L’arte entra di nuovo in ospedale con tre tele donate dal pittore Marcello Schiavo
L’artista (e volontario con la Cri) accolto stamattina dal direttore generale dell’Ao bustocca. Le opere andranno ai tre presidi ospedalieri dell'azienda (Busto, Saronno, Tradate)
Dopo quella di Carlo Farioli, eminente pittore bustocco che recentemente ha regalato una tela per l’Ostetricia, un’altra donazione d’arte in ospedale. Evidentemente è andato a segno il commento del governatore Formigoni che visitando l’ospedale lamentava la carenza di donazioni ai nosocomi; o forse, semplicemente, era stato troppo pessimista. Stamattina è stata la volta del pittore gallaratese Marcello Schiavo. Tre le opere donate dall’artista che, milanese di nascita, classe 1928, dal 1972 ha partecipato alle più importanti manifestazioni di settore. Da anni membro dell’Associazione Artistica 3/A e dell’Associazione Liberi Artisti della Provincia di Varese, ha conseguito numerosi premi per la sua capacità di interpretazione della natura con la tecnica dell’acquarello di cui è maestro.
La prima tela (50x70cm) è del 2009, si intitola “Alla spiaggia” ed è destinata all’ospedale di Busto, la seconda, “Pomeriggio d’estate” (50x70cm), è stata dipinta nel 2007 e sarà consegnata all’ospedale di Saronno, mentre la terza (50x26cm) è “Sguardo dalla finestra” del 2008, donata all’ospedale di Tradate.
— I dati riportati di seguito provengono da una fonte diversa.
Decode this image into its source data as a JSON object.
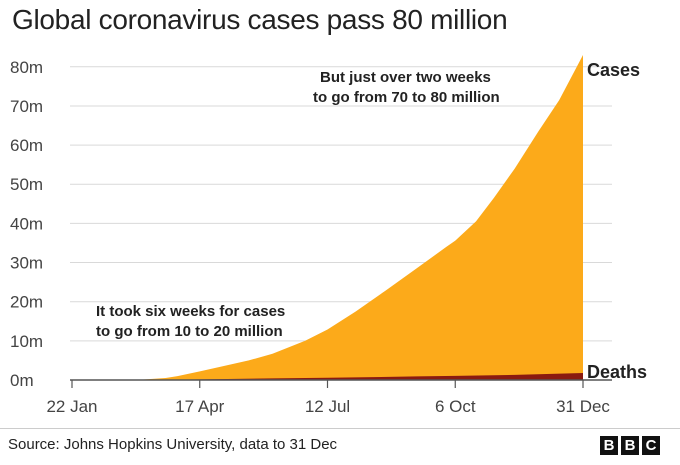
{
  "title": "Global coronavirus cases pass 80 million",
  "footer": {
    "source": "Source: Johns Hopkins University, data to 31 Dec",
    "logo_letters": [
      "B",
      "B",
      "C"
    ]
  },
  "colors": {
    "cases": "#fcaa1a",
    "deaths": "#8a1a10",
    "axis": "#555555",
    "grid": "#d9d9d9"
  },
  "chart_data": {
    "type": "area",
    "title": "Global coronavirus cases pass 80 million",
    "x_start": "2020-01-22",
    "x_end": "2020-12-31",
    "xticks": [
      {
        "date": "2020-01-22",
        "label": "22 Jan"
      },
      {
        "date": "2020-04-17",
        "label": "17 Apr"
      },
      {
        "date": "2020-07-12",
        "label": "12 Jul"
      },
      {
        "date": "2020-10-06",
        "label": "6 Oct"
      },
      {
        "date": "2020-12-31",
        "label": "31 Dec"
      }
    ],
    "yticks": [
      {
        "value": 0,
        "label": "0m"
      },
      {
        "value": 10,
        "label": "10m"
      },
      {
        "value": 20,
        "label": "20m"
      },
      {
        "value": 30,
        "label": "30m"
      },
      {
        "value": 40,
        "label": "40m"
      },
      {
        "value": 50,
        "label": "50m"
      },
      {
        "value": 60,
        "label": "60m"
      },
      {
        "value": 70,
        "label": "70m"
      },
      {
        "value": 80,
        "label": "80m"
      }
    ],
    "ylim": [
      0,
      82.5
    ],
    "y_unit": "millions",
    "grid": true,
    "series": [
      {
        "name": "Cases",
        "x": [
          "2020-01-22",
          "2020-02-15",
          "2020-03-10",
          "2020-03-25",
          "2020-04-02",
          "2020-04-17",
          "2020-05-01",
          "2020-05-20",
          "2020-06-05",
          "2020-06-27",
          "2020-07-12",
          "2020-07-31",
          "2020-08-20",
          "2020-09-10",
          "2020-09-30",
          "2020-10-06",
          "2020-10-20",
          "2020-11-01",
          "2020-11-15",
          "2020-12-01",
          "2020-12-15",
          "2020-12-31"
        ],
        "values": [
          0.0006,
          0.07,
          0.12,
          0.5,
          1.0,
          2.2,
          3.4,
          5.0,
          6.7,
          10.0,
          12.9,
          17.5,
          22.8,
          28.5,
          34.0,
          35.6,
          40.5,
          46.5,
          54.0,
          63.5,
          71.5,
          83.0
        ]
      },
      {
        "name": "Deaths",
        "x": [
          "2020-01-22",
          "2020-03-10",
          "2020-04-17",
          "2020-06-05",
          "2020-07-12",
          "2020-09-10",
          "2020-10-06",
          "2020-11-15",
          "2020-12-31"
        ],
        "values": [
          0,
          0.004,
          0.15,
          0.4,
          0.57,
          0.91,
          1.05,
          1.3,
          1.8
        ]
      }
    ],
    "annotations": [
      {
        "lines": [
          "It took six weeks for cases",
          "to go from 10 to 20 million"
        ]
      },
      {
        "lines": [
          "But just over two weeks",
          "to go from 70 to 80 million"
        ]
      }
    ]
  }
}
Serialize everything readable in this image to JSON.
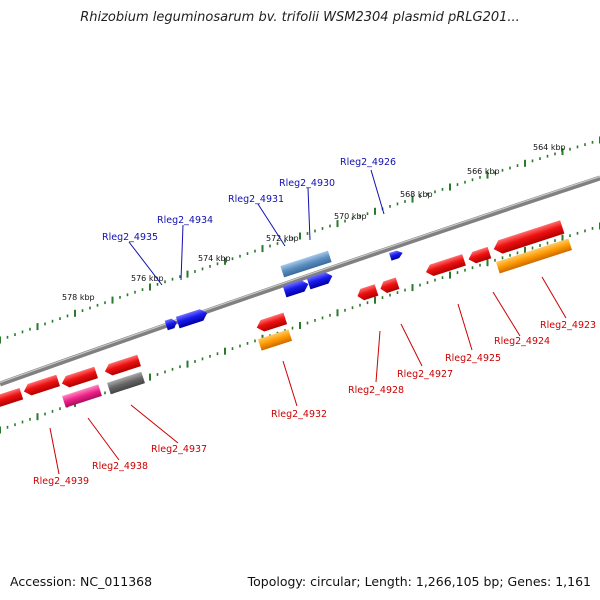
{
  "title": "Rhizobium leguminosarum bv. trifolii WSM2304 plasmid pRLG201...",
  "footer": {
    "accession": "Accession: NC_011368",
    "summary": "Topology: circular; Length: 1,266,105 bp; Genes: 1,161"
  },
  "colors": {
    "backbone": "#808080",
    "tick": "#2a7a2a",
    "top_label": "#1010b0",
    "bottom_label": "#cc0000",
    "cds_red": "#ee1111",
    "cds_blue": "#1a1aee",
    "cds_steelblue": "#5a8ec0",
    "orange": "#ff9900",
    "pink": "#ee2288",
    "grey": "#666666"
  },
  "chart_data": {
    "type": "genome-map",
    "kbp_labels": [
      "564 kbp",
      "566 kbp",
      "568 kbp",
      "570 kbp",
      "572 kbp",
      "574 kbp",
      "576 kbp",
      "578 kbp"
    ],
    "top_labels": [
      "Rleg2_4926",
      "Rleg2_4930",
      "Rleg2_4931",
      "Rleg2_4934",
      "Rleg2_4935"
    ],
    "bottom_labels": [
      "Rleg2_4923",
      "Rleg2_4924",
      "Rleg2_4925",
      "Rleg2_4927",
      "Rleg2_4928",
      "Rleg2_4932",
      "Rleg2_4937",
      "Rleg2_4938",
      "Rleg2_4939"
    ]
  }
}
“Sono molto contento di questa donazione – ha sottolineato il direttore generale dell’azienda ospedaliera “Ospedale di Circolo di Busto Arsizio” – anche per la grande stima che nutro nei confronti di Marcello Schiavo sia come artista sia come uomo. Un gesto di generosità che dimostra quanto sia forte il legame con il territorio e con le persone. Le opere – ha concluso – entreranno a far parte del patrimonio artistico dell’azienda ospedaliera”.
Schiavo, che ha al suo attivo 50 “personali”, si è da sempre prodigato in attività di volontariato. E’ stato, tra l’altro, per otto anni presidente della Croce Rossa di Gallarate e ha insegnato la tecnica dell’acquerello nel carcere di S. Vittore a Milano.
“Questa tecnica – ha spiegato l’artista – sembra meno importante di quella a olio, ma essa, in realtà, è anche poesia: chi guarda l’opera può spaziare e aggiungere qualcosa di personale”.